Dame Jenni Murray has become the latest in an ever-lengthening line of BBC leavers to immediately follow their departure from the Corporation by launching an attack on it.
Writing for the Daily Mail today, Dame Jenni makes it plain that her main reason for leaving the BBC was her resentment at being "cancelled" by her bosses over her views on (a) transgender and (b) Brexit.
She feels they were unjustly censoring her, firstly, by banning her from conducting any interviews about transgender issues on Woman's Hour since she wrote an article in The Sunday Times from 2017 saying transwomen aren't "real women" and, secondly, by banning her from covering the 2019 general election after she wrote a pro-EU essay, also in 2017 (only months after her first rebuke over the Sunday Times article), in which she describes herself crying as the EU referendum result came in.
She argues in the Daily Mail piece that it doesn't go against BBC impartiality for BBC journalists to have strong views and express them elsewhere just as long as they remain strictly impartial on air - which she says she always did. In other words, she says she hung her views up with her coat at the studio door.

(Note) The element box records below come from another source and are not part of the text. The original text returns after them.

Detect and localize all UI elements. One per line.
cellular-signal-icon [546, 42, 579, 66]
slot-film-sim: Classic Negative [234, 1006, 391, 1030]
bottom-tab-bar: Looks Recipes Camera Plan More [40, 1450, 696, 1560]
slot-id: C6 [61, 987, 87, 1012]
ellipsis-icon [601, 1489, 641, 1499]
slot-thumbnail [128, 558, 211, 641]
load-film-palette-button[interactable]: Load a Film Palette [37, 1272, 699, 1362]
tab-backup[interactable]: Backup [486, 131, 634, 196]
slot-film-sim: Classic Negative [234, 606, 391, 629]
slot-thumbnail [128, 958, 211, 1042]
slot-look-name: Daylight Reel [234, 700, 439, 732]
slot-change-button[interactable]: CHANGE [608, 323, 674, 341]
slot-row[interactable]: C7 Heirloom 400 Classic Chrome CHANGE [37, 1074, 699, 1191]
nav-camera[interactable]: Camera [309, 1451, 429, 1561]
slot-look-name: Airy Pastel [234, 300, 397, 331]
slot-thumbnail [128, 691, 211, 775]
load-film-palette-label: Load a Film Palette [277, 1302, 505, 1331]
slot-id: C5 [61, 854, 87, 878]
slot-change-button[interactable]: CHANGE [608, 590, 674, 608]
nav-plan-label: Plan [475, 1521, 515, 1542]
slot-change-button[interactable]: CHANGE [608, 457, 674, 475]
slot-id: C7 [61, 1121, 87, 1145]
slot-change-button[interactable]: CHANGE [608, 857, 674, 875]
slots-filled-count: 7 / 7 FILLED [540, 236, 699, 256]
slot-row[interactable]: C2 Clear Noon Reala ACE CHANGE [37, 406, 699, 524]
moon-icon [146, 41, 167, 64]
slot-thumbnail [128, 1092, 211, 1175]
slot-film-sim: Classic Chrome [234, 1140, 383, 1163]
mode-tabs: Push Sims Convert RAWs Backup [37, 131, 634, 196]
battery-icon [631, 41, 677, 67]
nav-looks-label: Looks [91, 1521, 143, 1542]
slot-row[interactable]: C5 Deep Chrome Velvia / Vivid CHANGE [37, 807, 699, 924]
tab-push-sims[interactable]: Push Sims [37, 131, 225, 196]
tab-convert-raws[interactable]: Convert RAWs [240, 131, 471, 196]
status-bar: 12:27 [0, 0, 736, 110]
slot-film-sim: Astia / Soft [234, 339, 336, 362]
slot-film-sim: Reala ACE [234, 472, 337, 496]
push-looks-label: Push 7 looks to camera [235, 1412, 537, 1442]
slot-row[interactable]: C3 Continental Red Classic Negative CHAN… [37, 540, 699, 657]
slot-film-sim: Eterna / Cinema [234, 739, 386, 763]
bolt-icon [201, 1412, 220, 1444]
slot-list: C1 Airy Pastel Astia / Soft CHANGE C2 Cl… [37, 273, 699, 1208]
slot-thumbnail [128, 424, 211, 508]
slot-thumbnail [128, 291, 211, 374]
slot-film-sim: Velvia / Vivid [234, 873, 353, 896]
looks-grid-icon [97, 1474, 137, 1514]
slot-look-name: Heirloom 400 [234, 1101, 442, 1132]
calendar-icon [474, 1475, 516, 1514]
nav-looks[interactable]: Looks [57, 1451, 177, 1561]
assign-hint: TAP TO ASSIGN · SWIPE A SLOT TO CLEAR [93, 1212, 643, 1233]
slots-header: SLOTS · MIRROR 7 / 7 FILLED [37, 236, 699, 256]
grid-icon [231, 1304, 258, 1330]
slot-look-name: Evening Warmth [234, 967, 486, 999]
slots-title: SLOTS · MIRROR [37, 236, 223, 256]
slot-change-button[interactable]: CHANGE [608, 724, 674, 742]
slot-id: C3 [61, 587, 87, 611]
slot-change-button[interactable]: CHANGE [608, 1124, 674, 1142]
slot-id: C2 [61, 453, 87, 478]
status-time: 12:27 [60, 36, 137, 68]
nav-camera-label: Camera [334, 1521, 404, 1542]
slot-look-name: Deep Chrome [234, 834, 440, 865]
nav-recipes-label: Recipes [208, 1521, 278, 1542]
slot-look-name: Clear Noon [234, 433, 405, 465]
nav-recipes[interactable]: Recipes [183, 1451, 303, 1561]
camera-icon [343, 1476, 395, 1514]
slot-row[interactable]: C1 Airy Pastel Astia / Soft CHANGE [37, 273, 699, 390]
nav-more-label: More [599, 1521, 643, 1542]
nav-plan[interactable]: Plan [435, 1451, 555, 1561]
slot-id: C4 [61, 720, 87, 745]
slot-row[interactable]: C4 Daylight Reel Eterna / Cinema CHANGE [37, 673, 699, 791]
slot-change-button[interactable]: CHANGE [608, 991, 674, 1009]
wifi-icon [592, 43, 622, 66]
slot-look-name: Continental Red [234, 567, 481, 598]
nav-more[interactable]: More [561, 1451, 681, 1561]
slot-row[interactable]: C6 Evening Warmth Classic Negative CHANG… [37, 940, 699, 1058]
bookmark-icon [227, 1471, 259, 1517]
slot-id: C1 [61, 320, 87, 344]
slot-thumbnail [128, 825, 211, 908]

This is fascinating. I'd assumed that the trans issue and the hostility surrounding her Sunday Times article played some role. There's always been a long strain of activism at Woman's Hour, with Dame Jenni at the forefront of it. This campaigning attitude, therefore, long pre-dates the present-day campaigning mood among younger 'woke' journalists at the BBC, so it strikes me as ironic that she found herself out-campaigned by the new crowd. But it's her BBC bosses, who rebuked her and stopped her interviewing on the subject for the last three years of her Woman's Hour career, who clearly irked her most.
And I'd either forgotten or never spotted that she got into trouble for that pro-EU essay and wasn't allowed to cover the last election for the BBC. Like a blinkered campaigner, she still feels she did nothing wrong there.
What's so striking here is that the BBC did what they are surely supposed to do if a journalist publicly identifies themselves with a controversial position - not just reprimand them for breaching their impartiality rules but take appropriate, decisive action.
Banning her from covering trans matters and the 2019 general election is unusually decisive action from the BBC. Over trans matters you could put it down to the BBC's terror of the often ferocious, extreme trans mob but the decision to stop her covering the general election because of her public views on Brexit is something different - and, to me, totally unexpected.
Given that some many other BBC journalists could have been taken off the 2019 general election too for expressing similar views in the past (e.g. Mark Mardell) it does beg the question as to why she was singled out?
The problem is that - contrary to what Dame Jenni seems to believe - BBC's guidelines have actually been pretty clear that expressing strong views elsewhere on matters of controversy is something BBC journalists should steer clear of - or, at least, tread very, very carefully. She fell foul of those guidelines and was punished.
Incidentally, Jenni Murray undermined her clinching line that she was always strictly impartial on air, thus showing her total commitment to BBC impartiality, by signing off on her final edition of Woman's Hour with a little feminist speech and a song about what 'a woman' is, which most people interpreted as a two-fingered salute to her trans critics. I doubt she sees any irony in that.
And more irony to end...
Dame Jenni "defies anyone" to know her politics, but I think we can guess something of the views held by the team behind Woman's Hour at least because of the four guests invited to celebrate her BBC career on her final edition - Baroness Helena Kennedy, Harriet Harman MP, Jude Kelly and poet Jackie Kay. All are left-wing, two are Labour Party parliamentarians. That speaks volumes, doesn't it?
Anyhow, good luck to her in her retirement. If she is retiring.